Rüffel für bayerische Justizbehörden
onlineurteile.de - Dass bei dem Verhafteten etwas nicht stimmte, war schon nach der ersten Vernehmung klar. Im Sommer 2006 hatte er vor der Wohnungstüre einer ihm bekannten Familie einen Kanister Benzin ausgegossen und angezündet, angeblich, um einen gegen ihn verhängten "Vodoo-Zauber" zu entkräften. Die Anklage lautete auf schwere Brandstiftung und versuchten Mord.

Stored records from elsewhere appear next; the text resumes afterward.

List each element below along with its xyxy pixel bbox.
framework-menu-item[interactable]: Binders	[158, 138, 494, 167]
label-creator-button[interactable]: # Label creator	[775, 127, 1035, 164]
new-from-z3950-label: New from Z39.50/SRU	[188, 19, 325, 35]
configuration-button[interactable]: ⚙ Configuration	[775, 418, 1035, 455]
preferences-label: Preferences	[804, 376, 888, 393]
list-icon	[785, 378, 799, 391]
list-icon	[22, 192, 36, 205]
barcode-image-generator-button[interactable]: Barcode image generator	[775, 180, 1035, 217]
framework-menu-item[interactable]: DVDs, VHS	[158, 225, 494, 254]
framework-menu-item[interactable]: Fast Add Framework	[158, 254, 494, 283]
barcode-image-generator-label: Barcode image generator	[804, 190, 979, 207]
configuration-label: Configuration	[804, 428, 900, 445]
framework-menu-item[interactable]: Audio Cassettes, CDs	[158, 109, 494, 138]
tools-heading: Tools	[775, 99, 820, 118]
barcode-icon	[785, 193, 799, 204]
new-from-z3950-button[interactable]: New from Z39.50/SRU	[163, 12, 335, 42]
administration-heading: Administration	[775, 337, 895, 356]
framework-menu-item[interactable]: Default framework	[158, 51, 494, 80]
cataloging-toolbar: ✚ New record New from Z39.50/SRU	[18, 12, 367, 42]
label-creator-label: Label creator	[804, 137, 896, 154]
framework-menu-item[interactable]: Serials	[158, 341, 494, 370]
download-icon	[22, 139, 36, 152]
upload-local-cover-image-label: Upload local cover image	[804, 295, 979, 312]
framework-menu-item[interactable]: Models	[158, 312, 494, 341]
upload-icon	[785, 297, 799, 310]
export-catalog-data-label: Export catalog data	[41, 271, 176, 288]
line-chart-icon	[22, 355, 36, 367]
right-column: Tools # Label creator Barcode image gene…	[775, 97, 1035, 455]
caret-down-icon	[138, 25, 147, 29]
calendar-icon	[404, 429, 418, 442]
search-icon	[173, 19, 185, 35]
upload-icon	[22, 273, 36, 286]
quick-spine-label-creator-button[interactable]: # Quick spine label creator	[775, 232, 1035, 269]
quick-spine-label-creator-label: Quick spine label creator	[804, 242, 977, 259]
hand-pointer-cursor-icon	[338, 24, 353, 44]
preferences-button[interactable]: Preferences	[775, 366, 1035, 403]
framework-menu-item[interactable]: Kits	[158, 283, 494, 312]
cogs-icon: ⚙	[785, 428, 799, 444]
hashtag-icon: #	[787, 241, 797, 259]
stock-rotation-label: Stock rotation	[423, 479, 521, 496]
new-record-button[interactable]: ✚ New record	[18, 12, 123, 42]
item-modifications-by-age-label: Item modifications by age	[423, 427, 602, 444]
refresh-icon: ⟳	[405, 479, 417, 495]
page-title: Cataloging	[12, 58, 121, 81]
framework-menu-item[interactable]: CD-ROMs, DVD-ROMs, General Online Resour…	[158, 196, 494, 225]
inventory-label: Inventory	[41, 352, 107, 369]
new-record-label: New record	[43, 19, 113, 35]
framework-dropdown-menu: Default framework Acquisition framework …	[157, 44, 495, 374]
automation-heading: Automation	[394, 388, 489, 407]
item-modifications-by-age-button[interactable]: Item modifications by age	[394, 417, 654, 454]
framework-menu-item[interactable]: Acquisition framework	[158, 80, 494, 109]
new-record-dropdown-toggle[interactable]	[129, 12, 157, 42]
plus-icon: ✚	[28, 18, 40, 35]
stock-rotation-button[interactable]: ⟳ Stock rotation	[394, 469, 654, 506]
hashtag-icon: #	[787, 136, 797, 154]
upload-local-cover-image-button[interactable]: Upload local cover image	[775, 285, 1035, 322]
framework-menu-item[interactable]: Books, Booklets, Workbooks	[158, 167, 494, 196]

Trotz der offenkundigen Wahnvorstellungen des Attentäters zögerten die Beamten, einen Sachverständigen einzuschalten, um seine Schuldfähigkeit zu prüfen. Man wolle erst einmal fertig ermitteln, hieß es bei der Kriminalpolizei. Das Oberlandesgericht verlängerte im Januar und Mai 2007 die Untersuchungshaft. Erst im März wurde ein Psychiater mit einem Gutachten beauftragt, das aber noch nicht fertig war, als im Mai 2007 die Anklageschrift vorgelegt wurde. Der Anwalt des Inhaftierten erhob Verfassungsbeschwerde: "Sechs Monate U-Haft müssten genügen".
So sah es auch das Bundesverfassungsgericht: Die bayerischen Gerichte und Justizbehörden seien für die unglaubliche Verzögerung (über fünf Monate!) verantwortlich (2 BvR 971/07). Man müsse den Haftbefehl unverzüglich aufheben und den Mann aus der U-Haft entlassen. Wenn schon bei der ersten Vernehmung nicht zu übersehen sei, dass ein psychologisches Gutachten nötig werde, müsse man es sofort in Auftrag geben. Da brauche es keine weiteren Indizien durch kriminaltechnische Ermittlungen. Hätte man den Psychiater sofort beauftragt, hätte man die Ermittlungen bereits im November 2006 abschließen und die Anklageschrift erstellen können.